The analysis of MODIS Level 2 PW product was performed for October 2003, January, April and July of 2004. The spatial distribution of PW as derived by daily MODIS observations over the study area was estimated at 5 x 5 km cell level. Figure 1 displays the spatial distribution of MODIS-derived PW at 5x5 km level; mean values for the mid month of each season are presented. PW values over land were used, given that in this case the MODIS near infrared PW retrievals were reliable. The effect of topography is evident: lower PW values are observed over the west part of central and northern Greece (Pindos mountain chain), over the mountainous area of central Peloponnese, over the three main mountain chains of the Crete island, as well as over the mountainous areas of Turkey, Albania, Bulgaria and Former Yugoslavian Republic of Macedonia, for all seasons. Moreover the summer maxima and the winter minima of the PW distribution are depicted: mean PW maxima of 2.33, 0.98, 1.48 and 3.86 cm, correspond to October, January, April and July, respectively.

Figure 1. Monthly mean values of PW (cm) on the basis of MODIS Level 2 precipitable water product
	October 2003	January 2004
	April 2004	July 2004

Figure 2 displays the spatial distribution of AVHRR-derived ΔΤ for the same months. ΔΤ maxima for October, January, April and July, are recorded as 3.62, 3.97, 4.78 and 4.59 K, respectively. A correspondence of monthly mean PW and ΔT spatial patterns is observed for all cases of Figures 1 and 2.

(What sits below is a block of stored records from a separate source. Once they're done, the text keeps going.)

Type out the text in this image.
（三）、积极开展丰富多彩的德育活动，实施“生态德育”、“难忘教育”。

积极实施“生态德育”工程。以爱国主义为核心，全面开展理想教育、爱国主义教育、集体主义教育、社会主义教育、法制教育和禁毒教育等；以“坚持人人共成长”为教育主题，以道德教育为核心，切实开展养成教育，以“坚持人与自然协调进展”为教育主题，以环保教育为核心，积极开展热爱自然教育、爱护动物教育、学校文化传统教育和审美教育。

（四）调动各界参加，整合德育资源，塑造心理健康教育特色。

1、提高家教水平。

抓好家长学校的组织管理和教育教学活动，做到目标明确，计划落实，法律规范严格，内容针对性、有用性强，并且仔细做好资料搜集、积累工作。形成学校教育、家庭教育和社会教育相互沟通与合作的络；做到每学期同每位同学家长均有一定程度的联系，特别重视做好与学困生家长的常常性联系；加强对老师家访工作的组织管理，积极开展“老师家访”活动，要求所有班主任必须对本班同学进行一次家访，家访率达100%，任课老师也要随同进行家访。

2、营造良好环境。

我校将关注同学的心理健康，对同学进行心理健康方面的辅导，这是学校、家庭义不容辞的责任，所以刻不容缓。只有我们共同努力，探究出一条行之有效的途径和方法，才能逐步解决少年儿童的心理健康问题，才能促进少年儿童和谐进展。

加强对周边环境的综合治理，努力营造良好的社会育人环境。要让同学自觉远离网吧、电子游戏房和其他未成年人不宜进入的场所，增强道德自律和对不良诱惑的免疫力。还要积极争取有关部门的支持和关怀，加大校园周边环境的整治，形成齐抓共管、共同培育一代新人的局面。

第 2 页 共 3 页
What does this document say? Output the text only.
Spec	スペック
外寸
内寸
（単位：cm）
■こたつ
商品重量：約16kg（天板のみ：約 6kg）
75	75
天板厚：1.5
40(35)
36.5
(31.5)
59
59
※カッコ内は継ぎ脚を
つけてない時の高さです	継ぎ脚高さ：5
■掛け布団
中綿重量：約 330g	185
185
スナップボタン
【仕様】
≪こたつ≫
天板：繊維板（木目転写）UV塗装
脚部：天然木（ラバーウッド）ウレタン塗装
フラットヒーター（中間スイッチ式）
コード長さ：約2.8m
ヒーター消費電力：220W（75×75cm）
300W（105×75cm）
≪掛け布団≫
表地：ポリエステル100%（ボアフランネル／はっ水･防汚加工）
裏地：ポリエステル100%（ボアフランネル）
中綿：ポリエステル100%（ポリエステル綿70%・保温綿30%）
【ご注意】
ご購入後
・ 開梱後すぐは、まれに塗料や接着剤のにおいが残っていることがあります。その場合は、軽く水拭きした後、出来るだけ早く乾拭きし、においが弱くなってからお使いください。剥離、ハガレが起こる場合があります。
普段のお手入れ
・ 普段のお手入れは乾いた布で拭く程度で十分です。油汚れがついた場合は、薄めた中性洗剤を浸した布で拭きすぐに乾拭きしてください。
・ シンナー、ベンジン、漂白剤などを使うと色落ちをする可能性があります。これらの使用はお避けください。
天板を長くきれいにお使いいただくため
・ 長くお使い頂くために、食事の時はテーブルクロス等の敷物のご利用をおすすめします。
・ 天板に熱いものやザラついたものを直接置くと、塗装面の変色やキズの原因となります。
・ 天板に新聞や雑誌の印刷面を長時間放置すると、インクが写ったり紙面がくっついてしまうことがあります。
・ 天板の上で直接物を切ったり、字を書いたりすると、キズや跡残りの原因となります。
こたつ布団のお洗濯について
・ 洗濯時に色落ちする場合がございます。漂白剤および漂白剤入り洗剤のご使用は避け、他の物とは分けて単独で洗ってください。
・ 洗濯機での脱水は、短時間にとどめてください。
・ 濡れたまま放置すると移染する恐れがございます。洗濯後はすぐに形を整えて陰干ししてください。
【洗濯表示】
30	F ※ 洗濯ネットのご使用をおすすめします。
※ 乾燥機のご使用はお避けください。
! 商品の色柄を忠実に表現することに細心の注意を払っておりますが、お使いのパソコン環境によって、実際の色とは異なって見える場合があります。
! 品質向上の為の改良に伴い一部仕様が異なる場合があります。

Figure 2. Monthly mean values of PW (cm) on the basis of NOAA 16 AVHRR thermal infrared  records
	October 2003	January 2004
	April 2004	July 2004

The spatial distribution of the AVHRR derived mean PW for the months January, April, July and October of the period 2001 – 2005 is shown in Figure 3, where the PW interannual and spatial variability can be observed. For better visualization and comparisons the PW values have been classified into 21 classes, the same for all months. The summer maxima and the winter minima are evident in each cell and the effect of topography is shown as well. Mean PW maxima of 1.60, 2.61, 3.96 and 2.50 cm are observed for January, April, July and October, respectively.

However, of particular importance are the local maxima, which can be observed over Thessaly, Central Macedonia, East Thrace, West Albania and several less extended parts of the West Greece and Turkey, especially in the summer. All these areas are almost flat areas with high percentage of arable land. Irrigated cultivation patterns can be found in most of these areas. Irrigation favors evapotranspiration, it therefore contributes to the increase of the atmospheric humidity amounts during the growing season, as well as during the summer. Finally, it is well known that atmospheric humidity (and thus PW) increases with air temperature. The spatial patterns of air temperature over the study area are highly affected by the topography and are consistent with the observed PW patterns, especially during the summer.

Figure 3. Spatial distribution of AVHRR derived PW values
	January 2001-2005	April 2001-2005
	July 2001-2005	October 2001-2005

Figure 4 depicts a scatter diagram of radiosonde derived PW vs AVHRR derived PW for the whole period 2001 – 2005 (four months). Radiosonde derived PW values  were found to be highly correlated with their corresponding AVHRR estimates; indeed, Pearson’s correlation coefficient was found equal to 0.812. Standard OLS estimation revealed that the intercept of the regression line equals bOLS=0.25 and the corresponding slope equals aOLS=0.87. Hence the best fitting line is close to the line with zero intercept and unit slope displayed in Figure 4, indicating the overall absence of bias in AVHRR estimation. The respective RMSE was estimated at 0.46 cm, which indicated a very good agreement of estimated and observed parameters

Figure 4. Scatter diagrams of AVHRR derived PW vs radiosonde derived PW values (2001 – 2005)